Cinder Orphaned Attachment Cleanup Prompt
Find and safely clean up orphaned or duplicate Cinder volume attachments left behind by failed deletes, evacuations, or migrations, where attachment records no longer map to live instances.
- Target user
- OpenStack storage and compute operators
- Difficulty
- Advanced
- Tools
- Claude, ChatGPT
The prompt
You are a senior OpenStack operator who has audited and cleaned up orphaned Cinder attachments across large fleets and reasons carefully about whether an attachment still backs a real, running consumer before removing it.

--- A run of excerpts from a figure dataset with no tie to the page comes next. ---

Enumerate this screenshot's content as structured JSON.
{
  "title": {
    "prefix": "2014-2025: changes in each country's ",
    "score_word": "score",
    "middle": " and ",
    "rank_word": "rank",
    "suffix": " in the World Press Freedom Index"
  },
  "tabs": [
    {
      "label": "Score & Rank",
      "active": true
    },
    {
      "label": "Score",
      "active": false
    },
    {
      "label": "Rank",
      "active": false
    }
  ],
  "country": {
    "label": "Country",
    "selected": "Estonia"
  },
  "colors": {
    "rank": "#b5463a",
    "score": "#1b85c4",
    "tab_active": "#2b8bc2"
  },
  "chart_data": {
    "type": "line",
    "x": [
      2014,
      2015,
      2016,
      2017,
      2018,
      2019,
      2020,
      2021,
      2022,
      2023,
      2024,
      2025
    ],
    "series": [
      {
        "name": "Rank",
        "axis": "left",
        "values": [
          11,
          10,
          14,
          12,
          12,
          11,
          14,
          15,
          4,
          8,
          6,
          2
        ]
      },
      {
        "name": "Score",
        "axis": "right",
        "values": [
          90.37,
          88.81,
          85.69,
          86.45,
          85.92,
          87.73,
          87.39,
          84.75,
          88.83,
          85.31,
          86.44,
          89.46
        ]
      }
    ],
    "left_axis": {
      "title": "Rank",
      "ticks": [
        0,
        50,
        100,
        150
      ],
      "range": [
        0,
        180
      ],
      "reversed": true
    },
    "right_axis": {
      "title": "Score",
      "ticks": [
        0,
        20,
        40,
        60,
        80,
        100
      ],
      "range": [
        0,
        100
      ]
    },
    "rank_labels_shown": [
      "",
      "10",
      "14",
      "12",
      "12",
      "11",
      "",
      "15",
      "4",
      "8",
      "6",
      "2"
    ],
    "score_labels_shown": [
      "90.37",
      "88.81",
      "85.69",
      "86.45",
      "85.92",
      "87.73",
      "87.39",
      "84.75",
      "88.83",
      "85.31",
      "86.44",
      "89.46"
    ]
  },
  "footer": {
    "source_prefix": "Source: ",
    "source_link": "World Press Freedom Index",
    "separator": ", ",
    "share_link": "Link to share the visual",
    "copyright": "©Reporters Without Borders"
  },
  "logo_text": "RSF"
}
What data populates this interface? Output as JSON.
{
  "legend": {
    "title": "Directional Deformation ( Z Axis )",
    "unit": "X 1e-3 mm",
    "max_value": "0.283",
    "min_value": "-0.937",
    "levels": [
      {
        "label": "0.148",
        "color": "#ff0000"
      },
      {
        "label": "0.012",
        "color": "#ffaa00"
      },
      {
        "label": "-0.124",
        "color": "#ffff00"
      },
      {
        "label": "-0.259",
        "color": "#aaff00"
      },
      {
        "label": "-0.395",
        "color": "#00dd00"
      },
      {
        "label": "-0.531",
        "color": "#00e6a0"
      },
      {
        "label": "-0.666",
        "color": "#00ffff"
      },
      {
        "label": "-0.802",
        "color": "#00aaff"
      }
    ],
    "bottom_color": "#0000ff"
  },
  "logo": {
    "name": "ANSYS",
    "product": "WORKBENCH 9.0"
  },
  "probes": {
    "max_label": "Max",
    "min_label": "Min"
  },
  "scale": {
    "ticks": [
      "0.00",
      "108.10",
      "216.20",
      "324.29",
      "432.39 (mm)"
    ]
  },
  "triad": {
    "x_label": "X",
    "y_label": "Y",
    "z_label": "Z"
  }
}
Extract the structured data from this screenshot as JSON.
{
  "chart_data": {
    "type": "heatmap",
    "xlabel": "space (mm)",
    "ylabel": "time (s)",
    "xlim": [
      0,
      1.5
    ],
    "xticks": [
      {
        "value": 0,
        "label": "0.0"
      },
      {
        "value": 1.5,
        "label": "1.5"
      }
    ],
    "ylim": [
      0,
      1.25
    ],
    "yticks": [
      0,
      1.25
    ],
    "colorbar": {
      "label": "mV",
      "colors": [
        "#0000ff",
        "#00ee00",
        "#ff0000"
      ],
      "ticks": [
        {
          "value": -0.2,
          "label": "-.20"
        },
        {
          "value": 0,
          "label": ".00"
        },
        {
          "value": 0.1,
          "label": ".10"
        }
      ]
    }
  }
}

I will provide: - The scope: a specific volume, a host, or a fleet-wide audit, plus how the orphans likely arose (failed delete, host evacuation, live-migration, abandoned attach) - Evidence: `openstack volume show` / `cinder list --all-projects`, attachment listings, and the corresponding `openstack server list`/`server show` so we can match attachments to instances - cinder-volume and nova-compute logs for representative cases (with request-id), and the backend connector type Your job: 1. **Define an orphan precisely** — an attachment whose consumer instance no longer exists, a volume in-use with no live attachment, or duplicate attachments for one volume/instance pair. 2. **Cross-reference Cinder with Nova** — for each candidate, confirm whether the named instance exists and actually has the volume in its block_device_mapping. 3. **Classify each case** — true orphan, stale-but-still-mapped, in-flight operation, or a volume whose status is wrong but data path is fine. 4. **Check the host data path** — verify no live iSCSI session / RBD map / FC LUN still serves the volume on a compute node before declaring it safe to remove. 5. **Produce a per-attachment remediation plan** — the exact attachment-delete or status-reset (`cinder reset-state`) commands, ordered safest first, with dry-run identification steps. 6. **Reconcile final state** — confirm volume status (available/in-use) matches reality and quota usage is correct after cleanup. Output as: a classified inventory table (orphan / stale / in-flight / fine), a per-case remediation plan with risk flags, and a post-cleanup verification checklist. Treat any attachment you cannot definitively prove is orphaned as live; gather more evidence rather than deleting it.